Durante todo el día siguiente, Elinor permaneció sentada en la cubierta de The Cleveland, montando guardia junto a las carroñadas; su atención oscilaba entre los pensamientos sobre su pobre hermana, que yacía postrada y febril en la cabina, y su creciente terror de que el perturbado capitán no tardaría en aparecer para asesinarlos a todos y arrojar sus cadáveres a los monstruos del mar.
La jornada terminó de forma aún más inquietante. Durante un rato, Marianne pareció haberse recuperado un poco, pero por la noche volvió a empeorar, mostrándose más aletargada, inquieta e incómoda que antes. El largo sueño de la joven se prolongó durante mucho rato, y Elinor decidió permanecer a su cabecera mientras el coronel Brandon montaba guardia junto a las carroñadas, y la señora Jennings se retiraba temprano.
Durante la noche, el sueño de Marianne se hizo más agitado, y Elinor, pendiente de cada cambio de postura y de los frecuentes pero ininteligibles sonidos quejumbrosos que su hermana emitía, casi deseaba despertarla de un sueño tan doloroso, cuando, de pronto, la enferma se incorporó y preguntó:
—¿Ha venido mamá?
—Aún no —respondió la otra, ocultando su terror y ayudándola a acostarse de nuevo—. Pero confío en que no tardará en venir. Es un largo trayecto desde Barton Cottage hasta aquí.

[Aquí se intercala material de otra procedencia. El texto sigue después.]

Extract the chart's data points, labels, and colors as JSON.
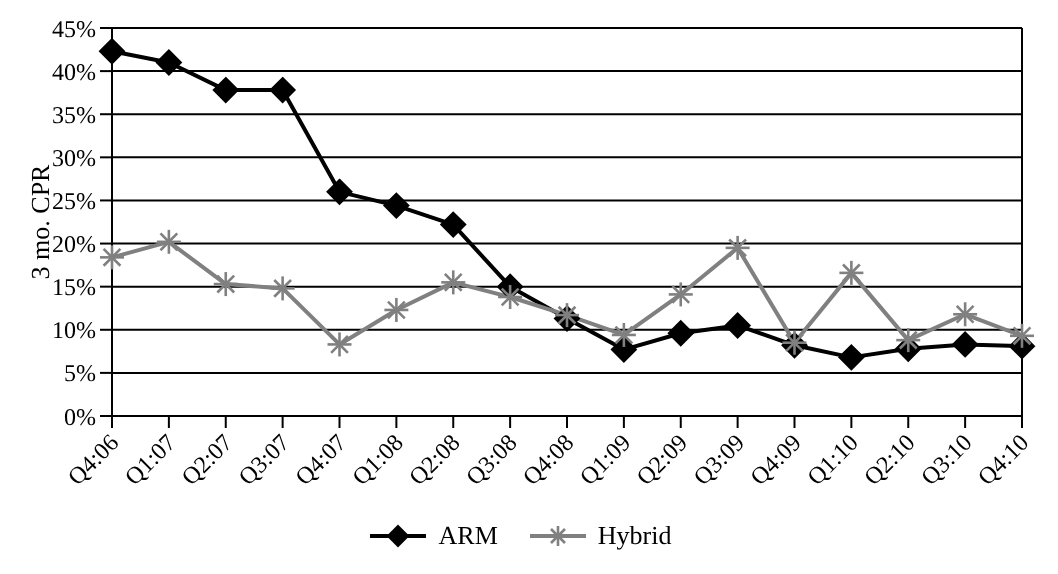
{
  "chart_data": {
    "type": "line",
    "ylabel": "3 mo. CPR",
    "categories": [
      "Q4:06",
      "Q1:07",
      "Q2:07",
      "Q3:07",
      "Q4:07",
      "Q1:08",
      "Q2:08",
      "Q3:08",
      "Q4:08",
      "Q1:09",
      "Q2:09",
      "Q3:09",
      "Q4:09",
      "Q1:10",
      "Q2:10",
      "Q3:10",
      "Q4:10"
    ],
    "series": [
      {
        "name": "ARM",
        "color": "#000000",
        "marker": "diamond",
        "values": [
          42.3,
          41,
          37.8,
          37.8,
          26,
          24.4,
          22.2,
          15,
          11.3,
          7.7,
          9.6,
          10.5,
          8.2,
          6.8,
          7.8,
          8.3,
          8.1
        ]
      },
      {
        "name": "Hybrid",
        "color": "#808080",
        "marker": "cross",
        "values": [
          18.4,
          20.2,
          15.3,
          14.8,
          8.3,
          12.3,
          15.5,
          13.8,
          11.7,
          9.4,
          14.1,
          19.5,
          8.5,
          16.6,
          8.8,
          11.8,
          9.3
        ]
      }
    ],
    "ylim": [
      0,
      45
    ],
    "yticks": [
      {
        "value": 0,
        "label": "0%"
      },
      {
        "value": 5,
        "label": "5%"
      },
      {
        "value": 10,
        "label": "10%"
      },
      {
        "value": 15,
        "label": "15%"
      },
      {
        "value": 20,
        "label": "20%"
      },
      {
        "value": 25,
        "label": "25%"
      },
      {
        "value": 30,
        "label": "30%"
      },
      {
        "value": 35,
        "label": "35%"
      },
      {
        "value": 40,
        "label": "40%"
      },
      {
        "value": 45,
        "label": "45%"
      }
    ],
    "grid": "y",
    "legend": "bottom"
  }
}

—¡No debe pasar por la Estación Submarina Beta! —exclamó Marianne expresándose atropelladamente—. Si lo hace, no volveré a verla.
Elinor se percató alarmada de que estaba delirando. No tenía sentido recordarle en esos momentos que la Estación había sido engullida por el mar. Mientras trataba de calmarla, le tomó el pulso. ¡Era más débil y acelerado que antes! Comprendió que debía mandar llamar de inmediato al señor Harris, y enviar un mensajero a Barton Cottage para avisar a su madre. Debía consultar con el coronel Brandon la mejor manera de llevar a cabo lo segundo. De modo que en cuanto hubo llamado a la señora Jennings para que la sustituyera a la cabecera de su hermana, salió de la cabina y encontró a Brandon en su puesto de batalla. No había tiempo que perder. Le explicó de inmediato sus temores y problemas al coronel Brandon. Éste la escuchó en silencio y abatido, manoseando enérgicamente sus tentáculos, pero enseguida resolvió los problemas de Elinor, pues con la presteza que requería la ocasión, y habiendo ya tomado su decisión, se ofreció como mensajero para ir en busca de la señora Dashwood. Era una decisión tan terrible como necesaria. Aunque la marcha de Brandon dejaría a Elinor y a la señora Jennings solas para defender el barco contra Barba Feroz, era el método más rápido y eficaz para trasladar a la señora Dashwood a The Cleveland.
—Puedo navegar por estas aguas con más rapidez que cualquier barco —dijo el coronel.